とすればどうだろう。コールじしんの夢から、彼が空港で撃たれるのは避けられないということがわかるが、同様にしてウイルス蔓延も避けられない。ここでは、SF映画によくあるように、過去のなにかをいじって未来が大きく変わってしまうという現象はありうるのだろうか。どうしても「地下刑務所で犯人を発見しているじぶんの夢を見る」ということと矛盾してしまう気がする。並行世界ということを考えれば、未来のコールが犯人を発見したことで、たとえばあの女やスパイがウイルスを手に入れるついでに犯人を殺すなりして、その時間軸における滅亡を回避するということはあるかもしれない。
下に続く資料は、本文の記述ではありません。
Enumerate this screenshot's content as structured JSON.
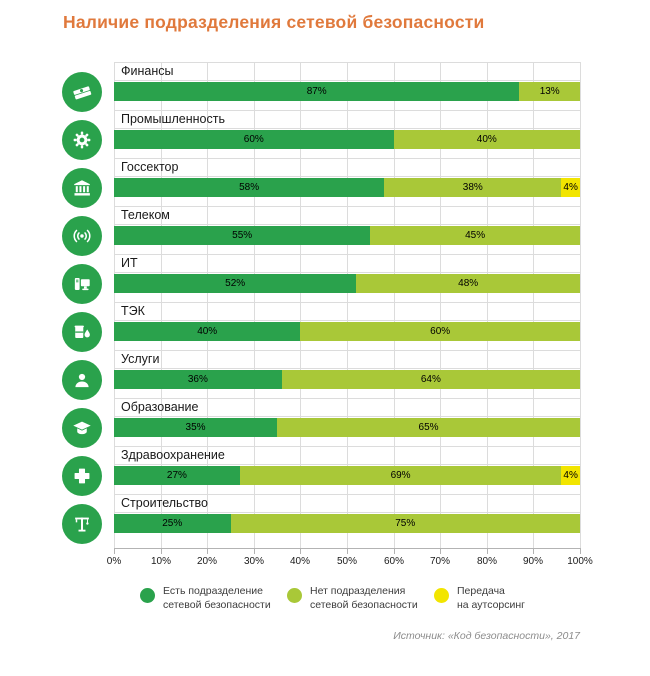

パラレル・ワールドということを持ち出せばきりがないし、微妙なことでたくさんの未来が生まれてしまうのだけど…。しかし、コールの「夢」は、たんに犯人発見という事実だけではなく、それにより必然的にもたらされる(であろう)未来人たちのさまざまな行動も、いちおう含んでいる。しかるに、世界は破滅する。どの世界でも、未来の科学者たちからすれば、ウイルスを持ち帰れさえすればそれでいいということなのか。とにかく、映画にうつされた最初の未来の世界へと続く過去の歴史がそういうものである以上(つまり犯人が発見されながらウイルスが蔓延している以上)、どの並行世界においても(もちろんコールのいった過去においても)そうであると考えたほうが自然なようにおもう。やはりこの人類滅亡という事実は、事後的変更不可能な一筋の物語と読んだほうがよさそうだ。もし過去にもどってなにか手を加えても、未来はそれじたいも含んだ物語の結果としてすでに広がっているのだ。治療薬かなにかを研究するためにあの女がどうにかして犯人からウイルスの一部を奪ったとしても、やはり世界は破滅する。ひとびとが地下で生活するあの世界の過去でも、未来の女は犯人と接触し、ウイルスを手に入れていたのだ。
そして仮に②だとすると、少し過去に戻って飛行機のチケットをとらなくてはならないので、スパイたちはその情報をもって一旦帰還したとおもわれる。過去から未来への連絡方法は、たしかどこかの留守電に伝言を残して未来でそれを聞く…みたいな感じだったように記憶している。しかし彼らはこれをつかっていない。なぜなら、過去からの未来の結果の修正は不可能なので、伝言を残していればコールの出発前から科学者たちは真実を知っているはずだからだ。としたら、スパイのうちの何人かは「二回目」にきたものたちということもありえるかもしれない。そういえばコールに話しかけたおとこは変装をしていたような…。一度目にきたじぶんに見られないためだったりして…。
…。
だめだ、うろ覚えではこれが限界だ…!コールと同室の男が空港で彼になんと言ったのだったか、銃を渡したのがどのタイミングだったかどうしても思い出せない。そのうち見て、新しく書くか、これを書き直して再掲します。あんまり考えすぎてへんな方向にいってしまいそうだし…。中途半端ですいません。